Newborn Screening for Congenital Adrenal Hyperplasia: Should we Worry more about False Positives or False Negatives?

Sara Ciccone1, Stefania Pedicelli2, Silvia Ventresca3, Elena Desideri3, Marcello Stella1


1Pediatric Unit, Bufalini Hospital, Cesena, Italy. 2Endocrinology and diabetes unit, Bambino Gesù Pediatric Hospital, Rome, Italy. 3Pediatric Unit, University Hospital of Ferrara, Ferrara, Italy


Background: Newborn screening for congenital adrenal hyperplasia (CAH) is based on the determination of 17-hydroxyprogesterone (17OHP) on blood and its need is confirmed by the most recent guidelines on the subject. In Italy this screening is not mandatory, and its application is on a regional basis. Among its disadvantages, it is well known the high frequency of false-positives, in particular in premature babies and those born small for gestational age. However, there are a number of subjects who are false-negatives (FN), with the risk of late diagnosis and development of complications.
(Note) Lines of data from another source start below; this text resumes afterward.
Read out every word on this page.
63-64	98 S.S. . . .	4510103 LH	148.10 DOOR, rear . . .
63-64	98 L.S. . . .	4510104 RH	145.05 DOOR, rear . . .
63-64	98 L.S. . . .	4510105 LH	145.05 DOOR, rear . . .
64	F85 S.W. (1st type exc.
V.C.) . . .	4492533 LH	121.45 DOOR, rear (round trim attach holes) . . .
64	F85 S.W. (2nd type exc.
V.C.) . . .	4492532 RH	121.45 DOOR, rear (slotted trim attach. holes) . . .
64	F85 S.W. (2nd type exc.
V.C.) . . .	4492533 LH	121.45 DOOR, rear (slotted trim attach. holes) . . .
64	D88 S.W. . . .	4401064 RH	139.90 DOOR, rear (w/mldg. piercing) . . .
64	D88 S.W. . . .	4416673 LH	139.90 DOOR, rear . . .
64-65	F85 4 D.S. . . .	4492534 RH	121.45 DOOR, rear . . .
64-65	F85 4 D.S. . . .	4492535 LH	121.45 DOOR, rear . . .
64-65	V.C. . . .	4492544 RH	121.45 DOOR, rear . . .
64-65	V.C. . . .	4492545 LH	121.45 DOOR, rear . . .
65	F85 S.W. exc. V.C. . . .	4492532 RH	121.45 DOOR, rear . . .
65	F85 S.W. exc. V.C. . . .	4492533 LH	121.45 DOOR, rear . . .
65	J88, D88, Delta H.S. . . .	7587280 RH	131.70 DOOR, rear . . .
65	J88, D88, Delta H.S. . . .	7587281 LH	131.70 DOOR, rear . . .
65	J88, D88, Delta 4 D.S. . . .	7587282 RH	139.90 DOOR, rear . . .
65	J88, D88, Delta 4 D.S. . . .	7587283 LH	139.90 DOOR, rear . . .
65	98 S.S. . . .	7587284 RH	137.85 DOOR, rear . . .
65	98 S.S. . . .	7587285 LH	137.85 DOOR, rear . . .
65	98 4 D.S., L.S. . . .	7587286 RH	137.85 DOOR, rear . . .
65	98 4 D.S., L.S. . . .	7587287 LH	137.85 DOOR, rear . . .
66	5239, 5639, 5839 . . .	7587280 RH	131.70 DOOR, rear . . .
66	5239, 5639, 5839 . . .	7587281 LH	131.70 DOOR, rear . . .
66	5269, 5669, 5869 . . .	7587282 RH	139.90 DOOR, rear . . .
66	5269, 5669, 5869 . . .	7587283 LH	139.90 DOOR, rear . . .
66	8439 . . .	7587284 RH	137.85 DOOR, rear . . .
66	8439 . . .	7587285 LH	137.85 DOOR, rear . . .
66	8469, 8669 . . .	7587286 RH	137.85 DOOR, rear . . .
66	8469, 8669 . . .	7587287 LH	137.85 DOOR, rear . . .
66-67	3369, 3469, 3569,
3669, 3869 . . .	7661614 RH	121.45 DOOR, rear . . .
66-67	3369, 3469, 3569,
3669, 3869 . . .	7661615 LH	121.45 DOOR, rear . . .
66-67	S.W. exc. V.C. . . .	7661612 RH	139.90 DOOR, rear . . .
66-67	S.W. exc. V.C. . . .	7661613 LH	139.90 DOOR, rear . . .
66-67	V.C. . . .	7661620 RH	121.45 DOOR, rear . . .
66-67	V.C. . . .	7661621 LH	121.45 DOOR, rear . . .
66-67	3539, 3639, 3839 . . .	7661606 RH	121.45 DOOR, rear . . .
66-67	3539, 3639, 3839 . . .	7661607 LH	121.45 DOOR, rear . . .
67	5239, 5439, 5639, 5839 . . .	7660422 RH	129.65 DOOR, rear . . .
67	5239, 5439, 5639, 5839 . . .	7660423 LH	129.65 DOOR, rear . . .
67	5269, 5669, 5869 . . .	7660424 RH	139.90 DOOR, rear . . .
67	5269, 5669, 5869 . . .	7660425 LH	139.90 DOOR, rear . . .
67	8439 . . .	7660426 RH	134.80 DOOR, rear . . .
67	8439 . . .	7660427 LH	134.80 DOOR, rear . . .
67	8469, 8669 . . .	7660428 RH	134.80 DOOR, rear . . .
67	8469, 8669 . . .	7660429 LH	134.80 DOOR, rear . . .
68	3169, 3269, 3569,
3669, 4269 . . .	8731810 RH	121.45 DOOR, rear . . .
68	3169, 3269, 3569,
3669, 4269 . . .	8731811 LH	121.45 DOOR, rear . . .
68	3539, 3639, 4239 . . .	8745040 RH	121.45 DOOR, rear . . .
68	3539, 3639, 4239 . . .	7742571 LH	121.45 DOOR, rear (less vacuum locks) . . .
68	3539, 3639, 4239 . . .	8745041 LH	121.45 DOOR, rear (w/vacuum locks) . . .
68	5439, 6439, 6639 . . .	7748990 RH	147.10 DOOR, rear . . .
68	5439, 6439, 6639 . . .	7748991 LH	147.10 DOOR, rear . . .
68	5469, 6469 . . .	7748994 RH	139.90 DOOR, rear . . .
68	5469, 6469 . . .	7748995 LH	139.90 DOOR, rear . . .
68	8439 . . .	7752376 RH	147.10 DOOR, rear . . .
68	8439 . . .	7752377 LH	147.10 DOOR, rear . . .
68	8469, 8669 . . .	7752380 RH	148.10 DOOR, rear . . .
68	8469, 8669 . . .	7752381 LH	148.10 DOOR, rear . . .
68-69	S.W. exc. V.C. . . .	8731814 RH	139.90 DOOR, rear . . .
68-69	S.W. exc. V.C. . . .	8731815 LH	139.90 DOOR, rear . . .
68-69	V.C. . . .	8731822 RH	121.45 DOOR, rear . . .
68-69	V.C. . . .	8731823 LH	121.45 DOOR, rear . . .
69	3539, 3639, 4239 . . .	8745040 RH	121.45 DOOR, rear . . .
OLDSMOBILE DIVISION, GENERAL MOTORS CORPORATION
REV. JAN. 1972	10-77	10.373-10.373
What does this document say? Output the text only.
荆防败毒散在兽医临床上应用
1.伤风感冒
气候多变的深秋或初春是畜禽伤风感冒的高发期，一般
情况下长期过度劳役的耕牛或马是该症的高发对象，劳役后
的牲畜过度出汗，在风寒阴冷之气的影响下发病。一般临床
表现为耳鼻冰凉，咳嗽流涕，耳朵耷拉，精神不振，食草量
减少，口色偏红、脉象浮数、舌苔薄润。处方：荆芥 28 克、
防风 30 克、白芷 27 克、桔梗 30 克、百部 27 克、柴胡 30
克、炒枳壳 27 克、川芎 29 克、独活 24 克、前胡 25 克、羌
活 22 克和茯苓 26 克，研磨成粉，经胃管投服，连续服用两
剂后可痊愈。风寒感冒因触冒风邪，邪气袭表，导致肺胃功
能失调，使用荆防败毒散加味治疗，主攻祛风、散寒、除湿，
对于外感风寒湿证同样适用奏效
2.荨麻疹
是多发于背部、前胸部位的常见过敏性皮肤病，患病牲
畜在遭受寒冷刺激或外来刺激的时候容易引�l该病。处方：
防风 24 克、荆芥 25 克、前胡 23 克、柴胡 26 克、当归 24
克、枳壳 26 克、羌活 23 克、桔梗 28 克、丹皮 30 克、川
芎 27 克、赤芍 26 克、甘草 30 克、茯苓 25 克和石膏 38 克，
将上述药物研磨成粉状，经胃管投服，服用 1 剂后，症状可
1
Case report: A 4-year-old boy presented with pubic hair, body odor and acne noted one year earlier. At clinical examination, height was 125.1 cm (+3.85 SDS, target height +0,70 SDS), weight 25,1 kg (+2 SDS) and he had mild acne in his face. He was Tanner stage 2 (G2PH3, testicular volume 4 ml bilaterally). Bone age was 12-13 years. In his previous medical history, he was recalled for CAH screening performed at 3 days of life (17OHP 35 nmol/l, n.v.<18), showing normal values of 17OHP at 6 days of life (8 nmol/l).He was a first-born from unrelated parents without significant illnesses. Pregnancy and vital parameters at birth were regular; birth weight was 3660 g. Due to the clinical picture and blood tests (basal 17OHP 158 ng/ml, renin 303.6 mUI/l -n.v. 2.8-39-, aldosterone 453 ng/l -n.v. 12-240-, normal sodium and potassium levels, LH peak after GnRH test 5,3 UI/l, FSH peak 1.9 UI/l), a diagnosis of classical CAH complicated by a central precocious puberty was made. Replacement therapy with hydrocortisone and fludrocortisone and puberty blocking therapy were started, with good clinical response. Treatment with human GH was also started to improve height prognosis. From the molecular investigation of the CYP21A2 gene, the patient resulted hemizygous for the p.l173N variant.

Discussion: Newborn screening has still limitations in the diagnosis of CAH. FN are produced for reasons still unclear including issues in timing and/or sensibility of laboratory tests. FN are underestimated, also due to the lack of an effective reporting system for patients with late diagnoses; furthermore, they are underreported in literature (Votava et al,2005; Schreiner et al,2008; Sarafoglou et al,2012). Therefore, pediatricians should be aware that a negative newborn screening does not rule out the manifestation of classical CAH during later stages of life.